Comprendre ce que vous avez réellement reçu

Un bilan patrimonial sérieux commence par une radiographie précise de votre situation avant et après héritage. L’idée est de voir l’effet réel de la somme reçue sur l’ensemble de votre patrimoine, et surtout de ne pas gérer l’héritage “en silo”, isolé du reste.

Il s’agit de dresser un inventaire aussi exhaustif que possible :

Inventaire complet du patrimoine et du passif

Un exercice simple mais puissant consiste à représenter ce patrimoine sur une seule page, avec trois colonnes : “Avant héritage”, “Héritage”, “Après héritage”. On visualise immédiatement le changement de dimension, les déséquilibres (trop d’immobilier, trop de liquidités, trop de risques concentrés), et les marges de manœuvre.

Clarifier vos objectifs avant de placer un seul euro

Le bilan patrimonial après héritage n’a de sens que si on le relie à vos projets de vie. Les questions à se poser sont très concrètes :

Questions pour définir vos objectifs patrimoniaux

Ces questions vous aident à clarifier vos priorités entre activité professionnelle, soutien familial, gestion de capital et projets personnels.

Arrêt professionnel

Souhaitez-vous réduire ou arrêter votre activité professionnelle plus tôt que prévu ?

Soutien familial

Avez-vous des enfants ou petits-enfants à aider (études, premier achat immobilier, création d’entreprise) ?

Gestion du capital

Votre priorité est-elle la sécurité du capital ou sa valorisation à long terme ?

Transmission

Voulez-vous préparer la transmission à votre tour (donations, démembrement, assurance-vie) ?

Projets personnels

Avez-vous des projets personnels précis : changement de résidence, maison à la campagne, long voyage, reconversion ?

De ces réponses découle la façon d’organiser la somme reçue en “poches” avec chacune un rôle clair.

Structurer l’héritage en quatre “poches” patrimoniales

Structurer l’héritage en quatre “poches” patrimoniales

Une approche qui fonctionne très bien consiste à découper l’héritage en quatre blocs fonctionnels, au lieu de le considérer comme un tas d’argent unique à “placer”.

Poche 1 : Trésorerie de sécurité

C’est l’“airbag financier”. Elle sert à absorber les imprévus sans avoir à vendre vos investissements au pire moment (krach boursier, crise immobilière, problème de santé).

En pratique, elle représente généralement entre 3 et 12 mois de dépenses courantes selon votre situation professionnelle et votre tolérance au risque. Cette poche est investie exclusivement sur des supports garantis et liquides : Livret A, LDDS, LEP pour les éligibles, voire un peu de fonds en euros très disponibles dans une assurance‑vie.

Poche 2 : Sécurité long terme

Elle a pour mission de préserver votre capital en douceur tout en compensant l’inflation, avec un risque très modéré. Elle sert souvent à financer des projets à horizon 5–10 ans : gros travaux, changement de résidence, études des enfants, passage à temps partiel.

Exemple :

On y retrouve en priorité des fonds en euros de bonne qualité au sein d’assurances‑vie, complétés éventuellement par des produits obligataires prudents ou des placements immobiliers défensifs (un bon appartement en location dans une grande ville, sans travaux lourds à court terme).

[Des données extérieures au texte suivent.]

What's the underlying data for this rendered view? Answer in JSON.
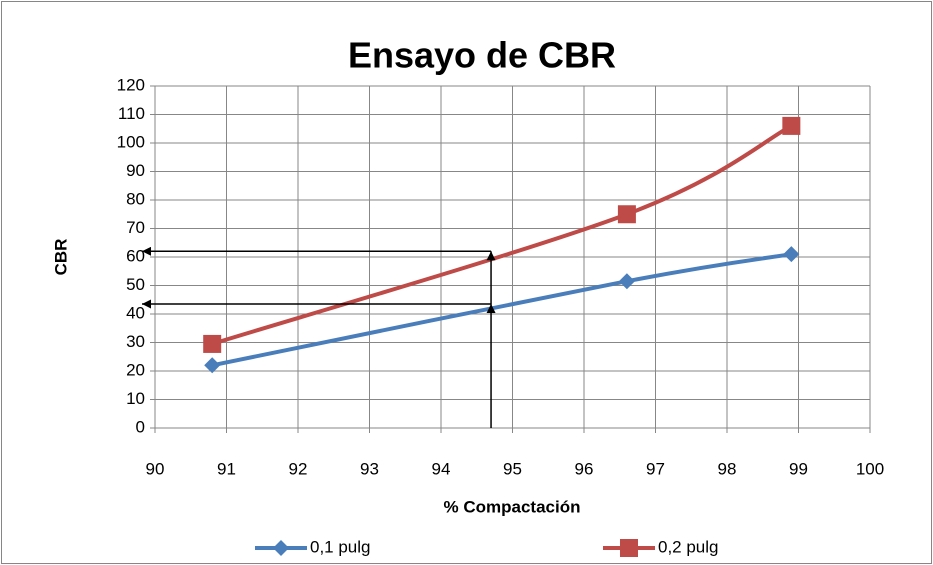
{
  "chart_data": {
    "type": "line",
    "title": "Ensayo de CBR",
    "x_label": "% Compactación",
    "y_label": "CBR",
    "series": [
      {
        "name": "0,1 pulg",
        "color": "#4a7ebb",
        "marker": "diamond",
        "x": [
          90.8,
          96.6,
          98.9
        ],
        "values": [
          22,
          51.5,
          61
        ]
      },
      {
        "name": "0,2 pulg",
        "color": "#be4b48",
        "marker": "square",
        "x": [
          90.8,
          96.6,
          98.9
        ],
        "values": [
          29.5,
          75,
          106
        ]
      }
    ],
    "reference_lines": {
      "x": 94.7,
      "y": [
        43.5,
        62
      ]
    },
    "xlim": [
      90,
      100
    ],
    "xticks": [
      90,
      91,
      92,
      93,
      94,
      95,
      96,
      97,
      98,
      99,
      100
    ],
    "ylim": [
      0,
      120
    ],
    "yticks": [
      0,
      10,
      20,
      30,
      40,
      50,
      60,
      70,
      80,
      90,
      100,
      110,
      120
    ],
    "grid": true,
    "legend": "bottom"
  }
}
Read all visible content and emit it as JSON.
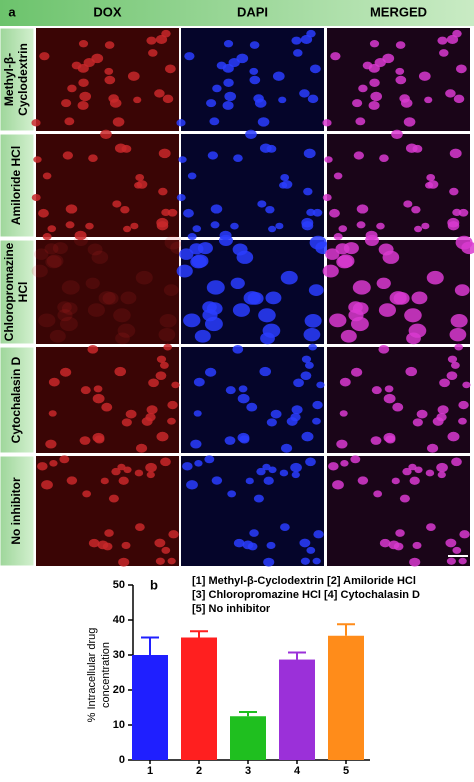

Poche 3 : Rendement et croissance

Cette poche fait “travailler” l’héritage sur 10, 15, 20 ans ou plus. On y accepte des fluctuations à court terme en échange d’un potentiel de croissance plus élevé.

On y loge classiquement :

des portefeuilles d’actions diversifiées, via un PEA ou un compte‑titres et des ETF larges (MSCI World, Europe, émergents) ;

– de l’immobilier locatif structuré (direct, SCPI, SCI, foncières cotées) quand la stratégie et la fiscalité sont maîtrisées ;

– éventuellement des investissements entrepreneuriaux (private equity, prises de participation) mais toujours avec grande prudence et forte diversification.

Poche 4 : Transmission organisée

Cette poche est tournée vers vos héritiers : enfants, petits-enfants, conjoint, neveux/nièces, voire associations. Elle sert à préparer en amont la prochaine succession, en profitant des abattements et outils existants.

Elle utilise en pratique : les techniques d’apprentissage actif, la révision espacée et les évaluations formatives pour améliorer la compréhension et la rétention des informations.

des contrats d’assurance‑vie avec des clauses bénéficiaires bien rédigées, permettant de transmettre jusqu’à 152 500 € par bénéficiaire pour les primes versées avant 70 ans (dans le cadre de l’article 990 I du CGI) ;

– des montages en démembrement (vous conservez l’usufruit, vos enfants reçoivent la nue‑propriété à une valeur fiscale réduite) ;

– des donations en numéraire ou en titres, en utilisant les abattements renouvelables tous les 15 ans (100 000 € par parent et par enfant, 31 865 € pour les dons familiaux de somme d’argent dans certaines conditions, etc.) ;

– la création éventuelle d’une SCI pour faciliter la transmission d’un bien immobilier en donnant progressivement des parts.

Sécuriser en priorité : épargne de précaution et dettes

Sécuriser en priorité : épargne de précaution et dettes

Avant d’imaginer investir, deux réflexes dominent : constituer une épargne de précaution solide et gérer intelligemment vos dettes.

Constituer (ou compléter) l’épargne de précaution

Les livrets réglementés sont l’outil de base pour cette poche de sécurité. Le Livret A, le LDDS et le LEP (sous conditions de revenus) offrent une garantie du capital, une totale disponibilité et une exonération d’impôt sur le revenu et de prélèvements sociaux.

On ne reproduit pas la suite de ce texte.